Dr Debra Livingston




University of the Sunshine Coast, Australia


Dr Debra Livingston began her career in the non-commercial television industry, studied visual communication and photography and ran her own freelance graphic design studio until 1995. She lectured in photography and graphic design at the Queensland College of Art (QCA), Griffith University and Queensland University of Technology (QUT) until joining the University of the Sunshine Coast (USC) in 1998 as a lecturer in Graphic Design and now Program Leader for the Bachelor of Computer-Based Art and Design program. Dr Livingston is actively involved in the design industry, mentor with the AGDA Student Council (Qld chapter), winning a Brisbane Advertising and Design, BAd Person of the Year in 2008. She has exhibited her work locally, nationally and internationally, winning awards for her graphic design, photography and new photo-media imaging.

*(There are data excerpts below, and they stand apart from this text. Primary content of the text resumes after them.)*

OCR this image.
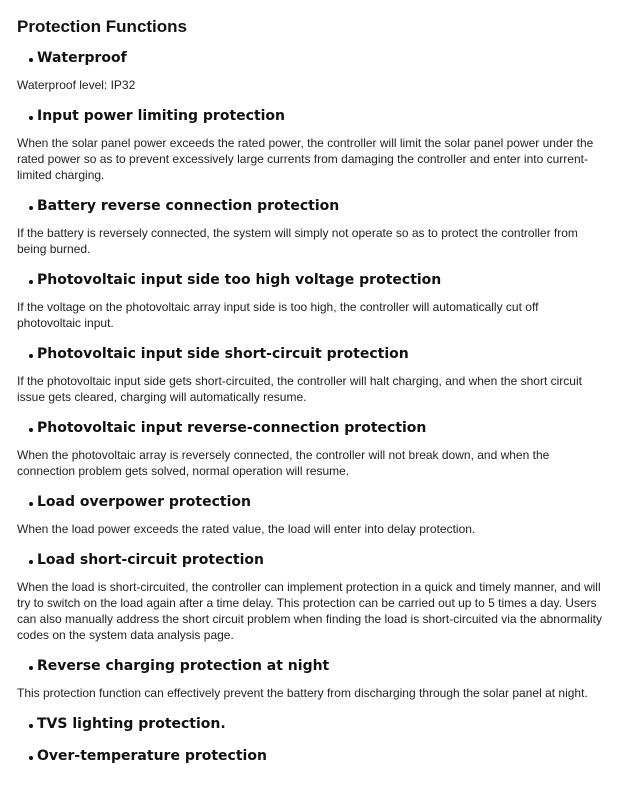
Protection Functions
Waterproof
Waterproof level: IP32
Input power limiting protection
When the solar panel power exceeds the rated power, the controller will limit the solar panel power under the rated power so as to prevent excessively large currents from damaging the controller and enter into current-limited charging.
Battery reverse connection protection
If the battery is reversely connected, the system will simply not operate so as to protect the controller from being burned.
Photovoltaic input side too high voltage protection
If the voltage on the photovoltaic array input side is too high, the controller will automatically cut off photovoltaic input.
Photovoltaic input side short-circuit protection
If the photovoltaic input side gets short-circuited, the controller will halt charging, and when the short circuit issue gets cleared, charging will automatically resume.
Photovoltaic input reverse-connection protection
When the photovoltaic array is reversely connected, the controller will not break down, and when the connection problem gets solved, normal operation will resume.
Load overpower protection
When the load power exceeds the rated value, the load will enter into delay protection.
Load short-circuit protection
When the load is short-circuited, the controller can implement protection in a quick and timely manner, and will try to switch on the load again after a time delay. This protection can be carried out up to 5 times a day. Users can also manually address the short circuit problem when finding the load is short-circuited via the abnormality codes on the system data analysis page.
Reverse charging protection at night
This protection function can effectively prevent the battery from discharging through the solar panel at night.
TVS lighting protection.
Over-temperature protection
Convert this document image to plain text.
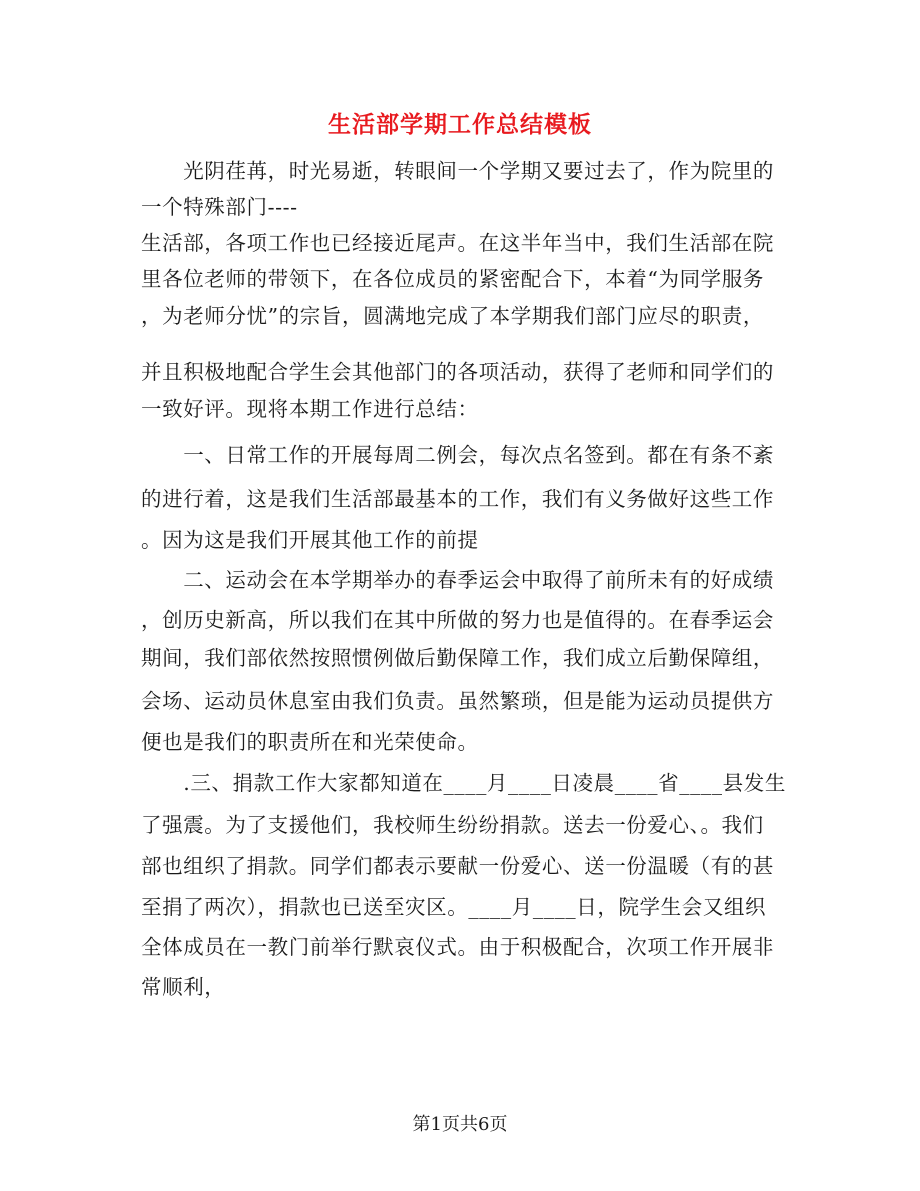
生活部学期工作总结模板

　　光阴荏苒，时光易逝，转眼间一个学期又要过去了，作为院里的

一个特殊部门----

生活部，各项工作也已经接近尾声。在这半年当中，我们生活部在院

里各位老师的带领下，在各位成员的紧密配合下，本着“为同学服务

，为老师分忧”的宗旨，圆满地完成了本学期我们部门应尽的职责，

并且积极地配合学生会其他部门的各项活动，获得了老师和同学们的

一致好评。现将本期工作进行总结：

　　一、日常工作的开展每周二例会，每次点名签到。都在有条不紊

的进行着，这是我们生活部最基本的工作，我们有义务做好这些工作

。因为这是我们开展其他工作的前提

　　二、运动会在本学期举办的春季运会中取得了前所未有的好成绩

，创历史新高，所以我们在其中所做的努力也是值得的。在春季运会

期间，我们部依然按照惯例做后勤保障工作，我们成立后勤保障组，

会场、运动员休息室由我们负责。虽然繁琐，但是能为运动员提供方

便也是我们的职责所在和光荣使命。

　　.三、捐款工作大家都知道在____月____日凌晨____省____县发生

了强震。为了支援他们，我校师生纷纷捐款。送去一份爱心、。我们

部也组织了捐款。同学们都表示要献一份爱心、送一份温暖（有的甚

至捐了两次），捐款也已送至灾区。____月____日，院学生会又组织

全体成员在一教门前举行默哀仪式。由于积极配合，次项工作开展非

常顺利，

第1页共6页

Nurturing Creativity: Typographic visual abstraction through the letterpress poster


Few letterpress facilities in design institutions have survived the evolving printing industry changes and new universities don't consider metal or wood type as an essential learning tool for visual communication students. They see the traditional craft of letterpress as a technology of the past. Many schools cannot justify the finances and space needed for such a craft including the difficulty of purchasing available machines, parts and experienced mechanics to keep the printing presses in good working order. Therefore, many students are not able to experience other ways of working with type, singularly dependent upon a computer, screen and software. To help students gain new perspectives, support individual creative needs, instill confidence and enhance learning in making aware the typographic terms and designing physical layouts a workshop hosted by Design College Australia (DCA) held during Icograda, 'Optimisim' Design Week, Brisbane, partnered students with established designers. National and international practitioners imparted their experience of typography, layout and space, limited colour palette, design and style in which to make typographic posters using letterpress moveable type on vintage presses. By experiencing a traditional craft-based medium, students were challenged to abstract pictorial spaces and to question how they use new technologies. This was an opportunity for professionals to share their knowledge by mentoring students in which to guide their creative output, and to compare handcraft type with digital type. This article will focus on the craft, the making, the mastery, the process and the outcomes.